United States Patent |
3,894,513 |
Stanley , et al. |
July 15, 1975 |
Copying machine with bead pickoff roller
Abstract
An electrostatic copying machine of the type having a moving
photoconductive surface defined by an endless belt, and a
development system such as a magnetic brush assembly for supplying
toner particles to the surface, has a pickoff roller rotatably
mounted adjacent the surface for removing any magnetic carrier
beads which may have become attached to the surface at the
development zone. The roller is non-magnetic, and has a magnet and
a magnetic pole piece arranged therein for creating a magnetic
field which attracts the beads to the roller and which is necessary
to hold them on the roller so as to be conveyed away from said
surface by said roller until reaching a location where the field
decreases sufficiently to allow the beads at that location to
descend via gravity into a receptacle where they can be collected
for reuse.
Inventors: |
Stanley; Michael R. (Pittsford,
NY), Latone; Salvatore (Rochester, NY) |
Assignee: |
Xerox Corporation (Stamford,
CT)
|
Family
ID: |
23211995 |
Appl.
No.: |
05/312,554 |
Filed: |
December 6, 1972 |
Current U.S.
Class: |
399/264;
399/267 |
Current CPC
Class: |
G03G
15/09 (20130101); G03G 21/0047 (20130101) |
Current International
Class: |
G03G
15/09 (20060101); G03G 21/00 (20060101); G03g
013/08 () |
Field of
Search: |
;117/17.5
;118/104,636,637 ;101/DIG.13 ;346/74ES |
References Cited
[Referenced By]
U.S. Patent Documents
Primary Examiner: Kaplan; Morris
Claims
What is claimed is:
1. The combination of a copying machine having a flexible belt
mounted for movement around a closed path and defining a
photoconductive surface, means for supporting a portion of said
flexible belt as it moves around said closed path, and means
including magnetic carrier beads for applying toner to said surface
at a first location along said closed path, with means located
immediately adjacent to said supported section for removing any of
said carrier beads which may have become attached to said surface
at said first location, said removing means comprising: a
non-magnetic cylindrical pickoff roller mounted for rotation about
its axis adjacent said surface, the peripheral surface of said
pickoff roller being rough finished, a receptacle disposed beneath
said pickoff roller, and means disposed within said pickoff roller
for creating a magnetic field to attract said carrier beads from
said surface to said pickoff roller and to hold said beads on said
pickoff roller so as to be conveyed along a course away from said
surface until said beads reach a location where the field decreases
sufficiently to permit beads at said location to descend via
gravity into said receptacle.
2. The combination according to claim 1, wherein said means for
applying said toner comprises a magnetic brush assembly having a
plurality magnetic brush rollers mounted for rotation about their
axes adjacent said belt, said axes lying in a plane which is at
least substantially parallel to said straight portion.
Description
BACKGROUND OF THE INVENTION
This invention relates to an improvement in an electrostatic
copying machine (copier), but more particularly, to a copier having
a pickoff roller for removing any carrier beads which may have
become attached to a photoconductive surface of the copier.

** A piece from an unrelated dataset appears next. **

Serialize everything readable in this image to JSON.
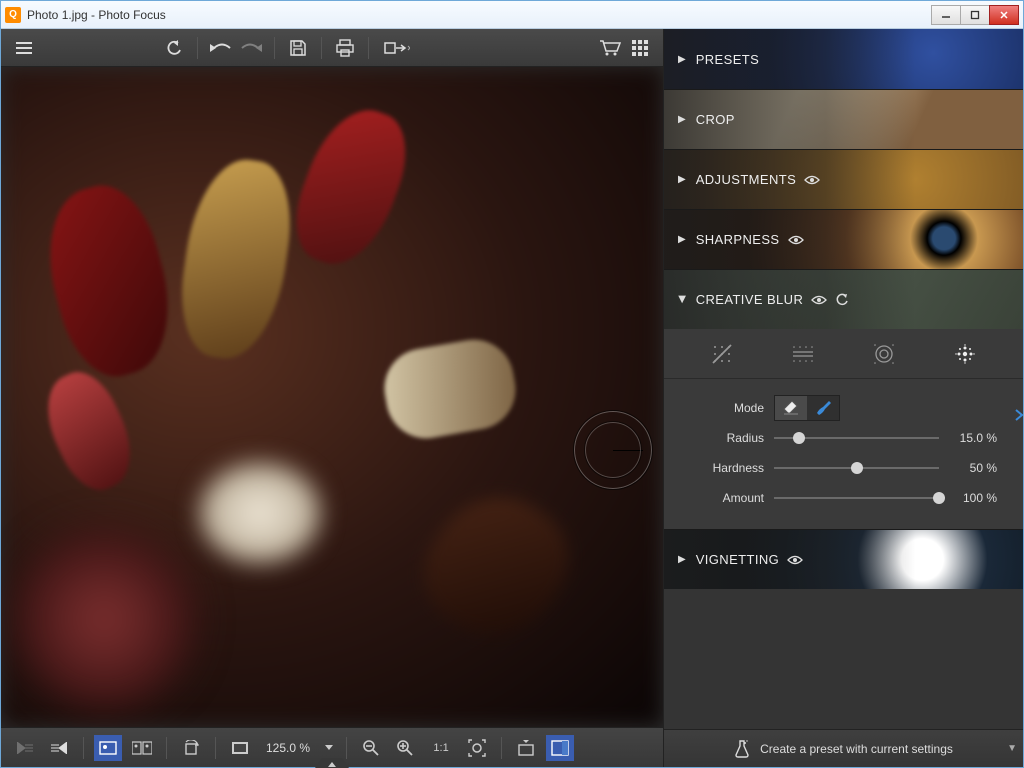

In the practice of xerography as described in U.S. Pat. No.
2,297,691 to Chester F. Carlson, a xerographic surface comprising a
layer of photoconductive insulating material affixed to a
conductive backing is used to support electrostatic images. In the
usual method of carrying out the process, the xerographic plate is
electrostatically charged uniformly over its surface and then
exposed to a light pattern of the image being reproduced to thereby
discharge the charge in the areas where light strikes the layer.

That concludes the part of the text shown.